The fear is this will lead to entrapment and The Grocer has demanded that Home Office minister Hazel Blears defends this position. Meanwhile Usdaw has also waded into the debate with plans to launch a campaign against any changes.
Independent retailers at ethnic food specialist TRS Wholesale Co in Southall, west London, are certainly outraged at the idea of making test purchasing even more draconian. While most already ask for identification if they are in any doubt about the age of customers trying to buy alcohol, tobacco or lottery tickets, the overall belief is that test purchasing may be sound in theory but unfair in practice. “Test purchasing is not a good idea at all,” says Raj Hargun, who runs grocery outlet Hargun Superstore in Reading. “We are only human beings and it is very difficult to judge people’s age today. I defy the people at Trading Standards to be able to do so themselves.”

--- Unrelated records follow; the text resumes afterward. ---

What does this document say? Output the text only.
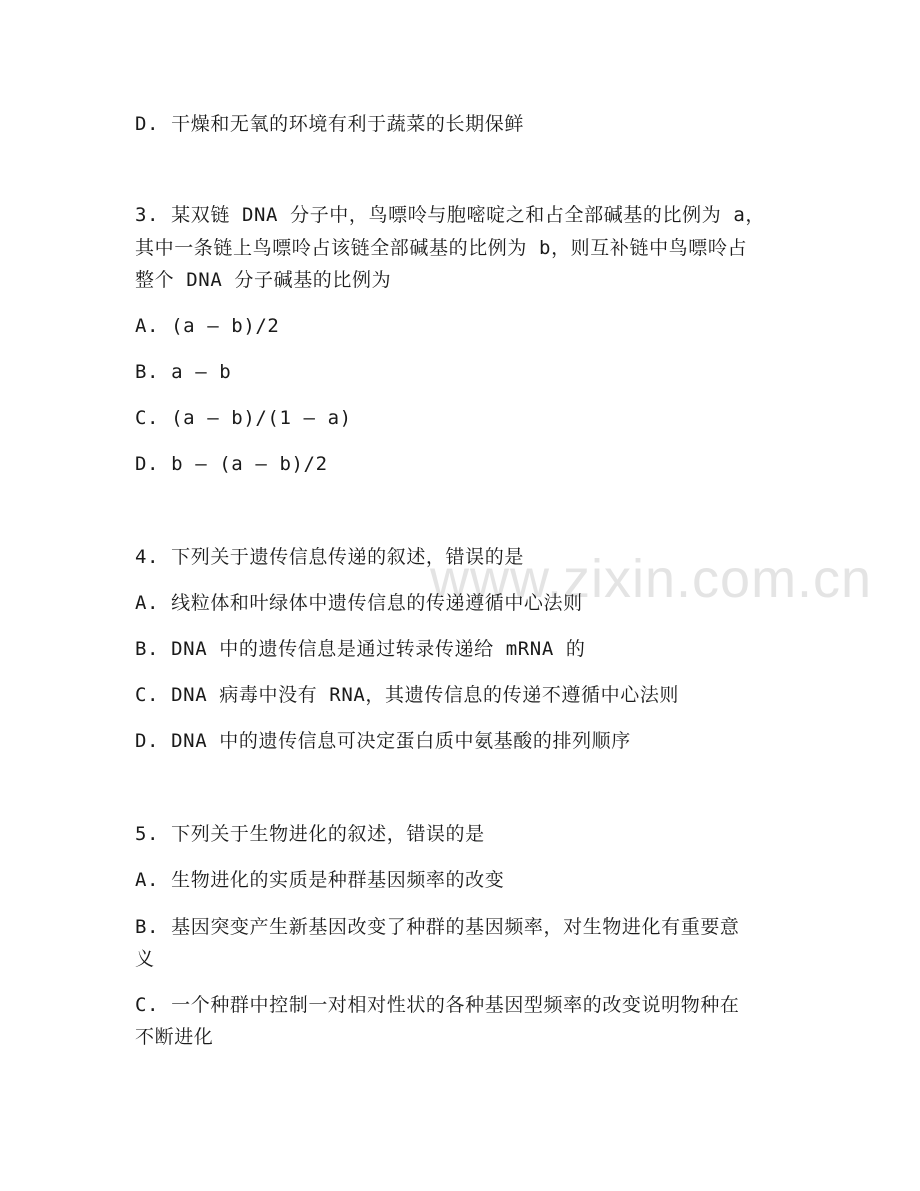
www.zixin.com.cn
D. 干燥和无氧的环境有利于蔬菜的长期保鲜
3. 某双链 DNA 分子中，鸟嘌呤与胞嘧啶之和占全部碱基的比例为 a，
其中一条链上鸟嘌呤占该链全部碱基的比例为 b，则互补链中鸟嘌呤占
整个 DNA 分子碱基的比例为
A. (a – b)/2
B. a – b
C. (a – b)/(1 – a)
D. b – (a – b)/2
4. 下列关于遗传信息传递的叙述，错误的是
A. 线粒体和叶绿体中遗传信息的传递遵循中心法则
B. DNA 中的遗传信息是通过转录传递给 mRNA 的
C. DNA 病毒中没有 RNA，其遗传信息的传递不遵循中心法则
D. DNA 中的遗传信息可决定蛋白质中氨基酸的排列顺序
5. 下列关于生物进化的叙述，错误的是
A. 生物进化的实质是种群基因频率的改变
B. 基因突变产生新基因改变了种群的基因频率，对生物进化有重要意
义
C. 一个种群中控制一对相对性状的各种基因型频率的改变说明物种在
不断进化
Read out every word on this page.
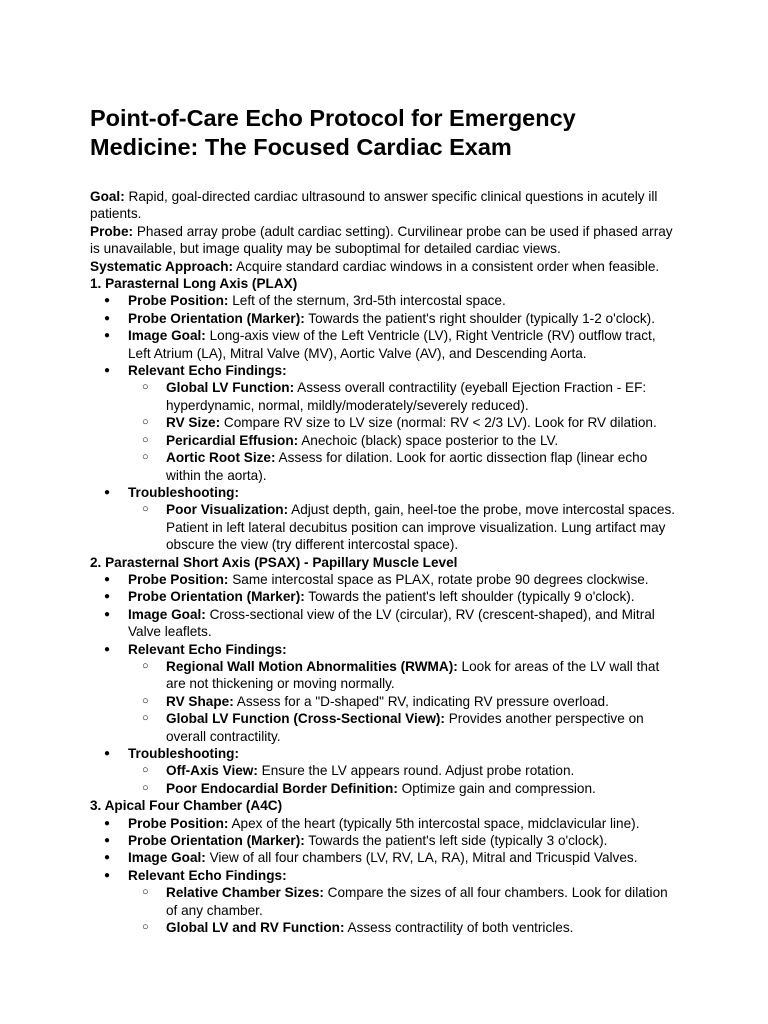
Point-of-Care Echo Protocol for Emergency Medicine: The Focused Cardiac Exam

Goal: Rapid, goal-directed cardiac ultrasound to answer specific clinical questions in acutely ill patients.

Probe: Phased array probe (adult cardiac setting). Curvilinear probe can be used if phased array is unavailable, but image quality may be suboptimal for detailed cardiac views.

Systematic Approach: Acquire standard cardiac windows in a consistent order when feasible.

1. Parasternal Long Axis (PLAX)

● Probe Position: Left of the sternum, 3rd-5th intercostal space.
● Probe Orientation (Marker): Towards the patient's right shoulder (typically 1-2 o'clock).
● Image Goal: Long-axis view of the Left Ventricle (LV), Right Ventricle (RV) outflow tract, Left Atrium (LA), Mitral Valve (MV), Aortic Valve (AV), and Descending Aorta.
● Relevant Echo Findings:
○ Global LV Function: Assess overall contractility (eyeball Ejection Fraction - EF: hyperdynamic, normal, mildly/moderately/severely reduced).
○ RV Size: Compare RV size to LV size (normal: RV < 2/3 LV). Look for RV dilation.
○ Pericardial Effusion: Anechoic (black) space posterior to the LV.
○ Aortic Root Size: Assess for dilation. Look for aortic dissection flap (linear echo within the aorta).
● Troubleshooting:
○ Poor Visualization: Adjust depth, gain, heel-toe the probe, move intercostal spaces. Patient in left lateral decubitus position can improve visualization. Lung artifact may obscure the view (try different intercostal space).

2. Parasternal Short Axis (PSAX) - Papillary Muscle Level

● Probe Position: Same intercostal space as PLAX, rotate probe 90 degrees clockwise.
● Probe Orientation (Marker): Towards the patient's left shoulder (typically 9 o'clock).
● Image Goal: Cross-sectional view of the LV (circular), RV (crescent-shaped), and Mitral Valve leaflets.
● Relevant Echo Findings:
○ Regional Wall Motion Abnormalities (RWMA): Look for areas of the LV wall that are not thickening or moving normally.
○ RV Shape: Assess for a "D-shaped" RV, indicating RV pressure overload.
○ Global LV Function (Cross-Sectional View): Provides another perspective on overall contractility.
● Troubleshooting:
○ Off-Axis View: Ensure the LV appears round. Adjust probe rotation.
○ Poor Endocardial Border Definition: Optimize gain and compression.

3. Apical Four Chamber (A4C)

● Probe Position: Apex of the heart (typically 5th intercostal space, midclavicular line).
● Probe Orientation (Marker): Towards the patient's left side (typically 3 o'clock).
● Image Goal: View of all four chambers (LV, RV, LA, RA), Mitral and Tricuspid Valves.
● Relevant Echo Findings:
○ Relative Chamber Sizes: Compare the sizes of all four chambers. Look for dilation of any chamber.
○ Global LV and RV Function: Assess contractility of both ventricles.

BS Rayat of c-store Rayat in Hounslow, London, agrees. “It is trapping people,” he says, adding that encouraging children to lie about their age in test purchasing operations is “unfair”.
Hargun has been at the receiving end of such an operation conducted by Camelot. “A customer tried to buy a lottery ticket and looked like he may have been under 16. We asked for ID and he left. I then received a letter from Camelot saying it had checked up on us and was happy with our actions,” he explains.
Ibrar-Ul Haq, who runs Oriental Emporium in Crawley, West Sussex, keeps an eye out for minors trying to buy tobacco. Tell-tale signs, he says, are whether the customer goes red-faced and starts fidgeting. However, “they often send in someone older to buy it,” he says.
His policy is to ask for ID and he understands the government’s good intentions in trying to clamp down on underage purchasing. But he believes it is unfair on the retailer.
“It is hard for today’s shopkeeper and the law doesn’t help. If there was one age, such as 18 or 21, for all products it would be easier but it is difficult to tell whether someone is 15 or 16,” he says.
“Instead of stinging and prosecuting, why don’t they come in to the shop and help us, such as offering courses on how to recognise minors.
“We are trying to make a living - not to break the law.”